TOULOUSE-LAUTREC, Henri de In the Café: The Guest and the Anaemic Cashier 1898 Oil on cardboard, 82 x 60 cm Kunsthaus, Zurich |
03 e 04 de Julho de 2024
É escusado afirmar a relevância do papel desempenhado pela linguagem na ‘relação que estabelecemos’ com os nossos próprios afetos. Talvez seja profícuo indagar o quão relevante e promissor seja esse papel. Com efeito, é apenas por intermédio dos recursos fornecidos pela linguagem que constituímos e transmitimos os princípios da psicologia popular, e é apenas quando nos tornamos capacitados a formular uma ciência mínima e incipiente da mente que chegamos ao nível de poder dizer algo sobre nossos comportamentos e/ou sobre a vivência dos nossos sentimentos. É preciso que saibamos nomear os afetos e sentimentos prazerosos, e aqueles produzem dor e desconforto. É preciso que consigamos relacionar afetos a sensações e dimensões físicas para salvaguardar a eficácia na transmissão dos signos. Não seria disparatado conceber que a maior parte dos afetos e sentimentos desprazerosos se tornam tanto mais perigosos ou dolorosos quanto maior é a nossa inabilidade de sobre eles falar. Como lidar com o inominável? Como frear a força possivelmente destrutiva do inefável?
Uma dessas sensações perigosas, e sobre a qual a linguagem possui muitas limitações, é a que chamamos de angústia. Não estou certo de possuirmos uma ciência ou uma psicologia popular suficientemente embasada com base na qual consigamos enunciar proposições universalizáveis sobre a angústia. Será que realmente sabemos o que é angústia, seja a que acessamos em nível vivencial, e que acreditamos nos acometer, seja a que acessamos pela observação ou conceitualmente, do ponto de vista da terceira pessoa? Será a angústia a sensação que se expressa sob a forma de uma pressão em nosso tórax, e que às vezes irradia sob a forma de uma pressão (ou de um nó) em direção à garganta e ao rosto? Que sensação é essa que se expressa sob a forma de não estar bem em lugar algum? Será a angústia a sensação que, em maior ou em menor nível, flerta com a sensação de que a vida é ou está insuportável? Serão essas duas sensações uma e a mesma sensação ou não? Será a angústia um componente da depressão? Por que será que esse sentimento, seja a angústia ou não, se afasta e se reaproxima de quem dele padece, não raro a seu bel-prazer? Por que nossa linguagem precisa recorrer a sensações e a metáforas corporais para se referir a uma sensação tão central no modo como lidamos com a realidade?

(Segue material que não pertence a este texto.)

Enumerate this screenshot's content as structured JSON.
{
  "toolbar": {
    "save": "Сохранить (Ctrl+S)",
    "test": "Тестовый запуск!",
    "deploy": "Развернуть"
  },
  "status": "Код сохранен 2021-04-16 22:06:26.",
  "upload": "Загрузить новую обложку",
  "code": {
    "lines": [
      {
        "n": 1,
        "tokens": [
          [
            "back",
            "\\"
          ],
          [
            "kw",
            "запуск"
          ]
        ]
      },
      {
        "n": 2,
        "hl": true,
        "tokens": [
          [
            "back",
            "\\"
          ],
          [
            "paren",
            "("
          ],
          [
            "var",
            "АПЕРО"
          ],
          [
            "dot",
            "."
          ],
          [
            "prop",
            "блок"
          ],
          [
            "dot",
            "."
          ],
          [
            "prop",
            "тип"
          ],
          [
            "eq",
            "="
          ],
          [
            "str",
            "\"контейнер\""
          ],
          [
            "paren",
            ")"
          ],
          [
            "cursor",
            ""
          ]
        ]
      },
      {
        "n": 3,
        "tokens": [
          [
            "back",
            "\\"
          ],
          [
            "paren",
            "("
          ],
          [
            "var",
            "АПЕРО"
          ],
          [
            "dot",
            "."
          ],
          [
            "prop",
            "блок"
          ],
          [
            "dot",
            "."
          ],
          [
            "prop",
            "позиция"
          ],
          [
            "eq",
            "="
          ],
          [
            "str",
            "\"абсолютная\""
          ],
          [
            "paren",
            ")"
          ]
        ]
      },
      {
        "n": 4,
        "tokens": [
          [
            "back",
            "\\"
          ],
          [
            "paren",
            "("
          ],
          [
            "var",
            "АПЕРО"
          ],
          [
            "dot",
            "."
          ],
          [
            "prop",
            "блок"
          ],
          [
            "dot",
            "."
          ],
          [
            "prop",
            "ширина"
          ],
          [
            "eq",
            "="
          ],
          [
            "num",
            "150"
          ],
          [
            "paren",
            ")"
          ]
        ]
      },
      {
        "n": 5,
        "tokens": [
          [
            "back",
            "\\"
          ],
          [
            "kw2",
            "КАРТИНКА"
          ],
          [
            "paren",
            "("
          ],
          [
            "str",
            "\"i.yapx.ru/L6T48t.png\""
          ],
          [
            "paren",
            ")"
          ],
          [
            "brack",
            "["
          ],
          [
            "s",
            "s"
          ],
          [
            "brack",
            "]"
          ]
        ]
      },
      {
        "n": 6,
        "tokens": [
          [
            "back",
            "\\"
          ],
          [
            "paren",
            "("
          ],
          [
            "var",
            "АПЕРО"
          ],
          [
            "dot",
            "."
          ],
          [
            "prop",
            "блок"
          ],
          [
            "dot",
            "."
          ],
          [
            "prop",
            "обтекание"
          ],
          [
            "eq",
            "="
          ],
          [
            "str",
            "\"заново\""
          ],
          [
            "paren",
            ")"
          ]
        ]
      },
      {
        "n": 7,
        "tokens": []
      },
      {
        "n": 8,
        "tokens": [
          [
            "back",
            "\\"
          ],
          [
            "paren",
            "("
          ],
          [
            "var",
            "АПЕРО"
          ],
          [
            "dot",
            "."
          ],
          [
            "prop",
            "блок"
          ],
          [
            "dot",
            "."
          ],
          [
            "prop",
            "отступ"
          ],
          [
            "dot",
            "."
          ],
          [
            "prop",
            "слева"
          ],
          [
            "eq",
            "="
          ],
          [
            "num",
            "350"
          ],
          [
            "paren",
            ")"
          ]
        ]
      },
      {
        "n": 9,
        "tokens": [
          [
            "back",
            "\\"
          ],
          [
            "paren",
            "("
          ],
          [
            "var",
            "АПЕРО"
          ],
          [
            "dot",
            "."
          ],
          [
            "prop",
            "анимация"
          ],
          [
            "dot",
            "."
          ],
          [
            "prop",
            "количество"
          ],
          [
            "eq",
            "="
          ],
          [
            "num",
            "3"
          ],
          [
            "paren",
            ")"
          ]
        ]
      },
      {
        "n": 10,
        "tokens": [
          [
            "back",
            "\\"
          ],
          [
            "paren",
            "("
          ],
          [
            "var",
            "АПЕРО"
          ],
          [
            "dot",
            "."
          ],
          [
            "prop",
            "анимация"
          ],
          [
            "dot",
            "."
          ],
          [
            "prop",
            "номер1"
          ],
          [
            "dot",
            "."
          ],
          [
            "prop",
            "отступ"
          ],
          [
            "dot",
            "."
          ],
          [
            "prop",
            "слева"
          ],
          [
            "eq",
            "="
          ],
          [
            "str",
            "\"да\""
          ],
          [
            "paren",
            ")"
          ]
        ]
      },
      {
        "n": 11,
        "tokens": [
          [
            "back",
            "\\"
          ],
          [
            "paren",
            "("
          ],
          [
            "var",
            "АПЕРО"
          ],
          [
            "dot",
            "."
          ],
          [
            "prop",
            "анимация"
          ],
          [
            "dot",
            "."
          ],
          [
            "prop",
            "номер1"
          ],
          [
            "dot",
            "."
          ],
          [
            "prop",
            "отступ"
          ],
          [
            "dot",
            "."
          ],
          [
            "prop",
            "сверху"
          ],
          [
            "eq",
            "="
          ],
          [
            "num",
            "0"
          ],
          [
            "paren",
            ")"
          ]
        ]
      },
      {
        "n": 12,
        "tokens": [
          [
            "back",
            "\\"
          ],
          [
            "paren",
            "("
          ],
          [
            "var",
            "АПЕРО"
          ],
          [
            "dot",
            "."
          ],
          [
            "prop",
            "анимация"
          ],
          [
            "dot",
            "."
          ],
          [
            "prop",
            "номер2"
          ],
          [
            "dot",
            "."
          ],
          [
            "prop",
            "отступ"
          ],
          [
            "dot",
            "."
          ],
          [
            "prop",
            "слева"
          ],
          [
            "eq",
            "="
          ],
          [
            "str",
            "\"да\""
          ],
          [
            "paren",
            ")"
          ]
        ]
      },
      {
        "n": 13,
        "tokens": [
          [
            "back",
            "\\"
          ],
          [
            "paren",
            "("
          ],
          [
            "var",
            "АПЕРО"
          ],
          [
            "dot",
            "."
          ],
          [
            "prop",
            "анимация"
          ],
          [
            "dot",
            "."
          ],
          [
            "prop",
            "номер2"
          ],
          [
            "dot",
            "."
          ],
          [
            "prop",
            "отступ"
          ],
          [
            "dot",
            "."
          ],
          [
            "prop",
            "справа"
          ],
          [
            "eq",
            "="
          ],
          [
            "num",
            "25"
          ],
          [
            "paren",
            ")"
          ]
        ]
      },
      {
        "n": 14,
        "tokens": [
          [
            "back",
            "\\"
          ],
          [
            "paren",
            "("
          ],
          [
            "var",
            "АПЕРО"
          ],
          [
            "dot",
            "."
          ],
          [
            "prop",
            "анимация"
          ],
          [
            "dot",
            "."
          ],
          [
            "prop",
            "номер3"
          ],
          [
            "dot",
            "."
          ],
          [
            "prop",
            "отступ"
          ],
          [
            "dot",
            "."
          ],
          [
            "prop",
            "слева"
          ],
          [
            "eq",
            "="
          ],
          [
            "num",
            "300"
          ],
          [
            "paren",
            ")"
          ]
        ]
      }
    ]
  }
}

Viver é muito difícil. Viver é perigoso. Não dominamos os sentimentos que transitam em nosso interior, os estados que vem e vão, com frequência de maneira aleatória, e também com regularidade interpondo-se entre nós e uma visão colorida do mundo. Pode ser que passemos longos períodos sob o confortável signo da normopatia, entretidos com as exigências do mundo circundante, hiperadaptados, nesse mesmo sentido, à realidade externa. Pode ser, por outro lado, que esse difuso sentimento ao qual chamamos de angústia (talvez por falta de expressão melhor) nos invada e inunde nosso mundo psíquico com toda sua força, tornando-se, naquele momento, ‘o todo de nossa vida’. Sob o impacto de uma intrusão da angústia, a morte pode vir a se tornar o único recurso possível para anestesiar uma dor que não consegue ser anestesiada por outros meios. Quando me sinto impelido a defender, com Albert Camus, que problema filosófico por excelência é o suicídio, estou certo de que é possível oferecer uma resposta que aspire à universalidade e de que é possível oferecer uma resposta mediada por meus estados emocionais. Nem sempre as receitas tradicionais são minimamente eficazes para lidarmos com o vazio de uma vida cujo sentido não é preenchido por nosso engajamento cotidiano com a sobrevivência. Não é trivial responder à pergunta: por que estar vivo ao invés de se entregar aos braços do sono profundo e sem sonhos? Será a morte tão doce quanto o sono tranquilo de uma noite sem interrupções? Por que e para que estar vivo?